The Discipleship Spiral: Doing to learn, and learning to do.
Some of you will be familiar with Grant Osborne’s work, The Hermeneutical Spiral. For those of you who are not, hermeneutics is the fancy name for interpreting the Bible, and Osborne wrote a book where he compared the process of interpretation to a spiral. The reader spirals back and forth from the text of Scripture to the context of everyday life, examining each in light of the other and spiraling upward to clearer and clearer understanding of both.
Discipleship works the same way.
In 1984, an educational scholar named David Kolb published a theory about how people learn. His goal was to highlight the extreme significance of experience in learning. Kolb claims that people learn through acquiring new concepts that are usually abstract in nature but can be applied to real life circumstances. In other words, new knowledge is best gained when abstract concepts can be put into practice. The reason people want to learn, in Kolb’s theory, comes through having new experiences that demonstrate a need for new concepts.
Kolb points out four stages in the learning process that apply nicely to discipleship. He claims people learn by first having a concrete experience. This leads to a need to reflect on that experience followed by the development of new concepts. In order to know if these new concepts are correct, the individual must then experiment or test them through another experience. This process, repeated over and over again, spirals the learner upward through more experiences and better knowledge.
The idea looks something like this:
Think about learning to drive a car. Would anyone ever say they learned to drive by reading that booklet the DMV gives people to study for their license? Of course not. People learn to drive by driving. It is a concrete experience behind the wheel that goes well, or not so well, which causes the new driver to reflect on the process, create new concepts, and apply them the next time. Oh, and we would never put someone behind a wheel with no experience and not have a coach in the passenger seat. That just sounds absurd.

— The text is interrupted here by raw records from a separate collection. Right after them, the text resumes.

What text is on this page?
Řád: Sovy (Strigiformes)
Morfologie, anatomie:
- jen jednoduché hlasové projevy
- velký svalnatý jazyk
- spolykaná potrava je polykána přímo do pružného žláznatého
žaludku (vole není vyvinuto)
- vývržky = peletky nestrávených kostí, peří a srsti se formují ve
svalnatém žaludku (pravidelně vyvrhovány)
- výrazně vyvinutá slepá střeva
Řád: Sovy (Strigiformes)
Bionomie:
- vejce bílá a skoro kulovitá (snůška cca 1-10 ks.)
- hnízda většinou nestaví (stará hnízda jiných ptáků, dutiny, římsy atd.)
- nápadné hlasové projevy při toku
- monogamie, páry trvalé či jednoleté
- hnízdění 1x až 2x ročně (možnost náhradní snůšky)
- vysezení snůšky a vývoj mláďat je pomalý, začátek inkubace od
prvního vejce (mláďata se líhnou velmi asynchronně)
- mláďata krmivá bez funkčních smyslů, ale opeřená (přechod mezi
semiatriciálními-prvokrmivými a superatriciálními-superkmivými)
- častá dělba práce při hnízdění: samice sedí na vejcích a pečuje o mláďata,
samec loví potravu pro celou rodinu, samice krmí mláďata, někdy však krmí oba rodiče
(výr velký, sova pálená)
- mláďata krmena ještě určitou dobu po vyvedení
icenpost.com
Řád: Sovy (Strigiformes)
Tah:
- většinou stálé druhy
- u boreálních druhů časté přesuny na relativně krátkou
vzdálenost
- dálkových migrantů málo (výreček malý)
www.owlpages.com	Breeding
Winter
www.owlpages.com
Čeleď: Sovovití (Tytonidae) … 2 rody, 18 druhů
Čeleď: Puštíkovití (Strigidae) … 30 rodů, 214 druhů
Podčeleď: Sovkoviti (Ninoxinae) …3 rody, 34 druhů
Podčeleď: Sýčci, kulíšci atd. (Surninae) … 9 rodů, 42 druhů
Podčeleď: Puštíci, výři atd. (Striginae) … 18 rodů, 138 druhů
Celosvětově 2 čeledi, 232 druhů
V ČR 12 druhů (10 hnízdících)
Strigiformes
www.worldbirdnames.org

It is process learning. People can hear facts all day in the classroom and leave with little formative change in their life. We have all sat through an hour lecture and left not remembering any of it. This is no less true when it comes to discipleship. When our sole means of discipleship is cognitive instruction, we only focus on the filling of heads, not the changing of lives. If we realize the extreme importance of experiences in the learning process, then discipleship can spiral through life experiences and guided instruction.
Of course, discipleship is more than coffeeshop conversations and small group book studies. Discipleship is a process by which we become more like the person we follow. We fall into his footsteps. It is an active, lifestyle obedience that does not simply know all that Christ has commanded but obeys it as well. Truly, discipleship is being on mission and taking someone with you.
Much can be gleaned from Kolb when it comes to discipleship. His four stages apply well and we could even speak of a discipleship spiral that takes the disciple through increasing levels of experience and knowledge. Our discipleship models must account for experience as instigator and the Holy Spirit (along with Scripture and church) as the tutor.
Think of it like this:
Imagine discipleship that starts not in a Sunday school classroom or at a coffee shop table but through the experience of sharing the gospel with someone or counseling them in godliness. What if the very first thing we did with that young man or woman who asks us to disciple them was to take them to share the gospel? That would turn most discipleship models on their head. Traditionally, we learn first, in a classroom, and then tell our students to go apply what they learned. Some might even do it. But, basing learning on experience would take people out to share their faith (or practice hospitality, generosity, etc.) and then gather together to conceptualize and ultimately get better at the practice.
Practice necessitates instruction, not the other way around. In this model, gone is the idea of learning facts that do not translate into real life practice. Instead, practices determine the concepts that are learned, and what is learned makes the practice better than before.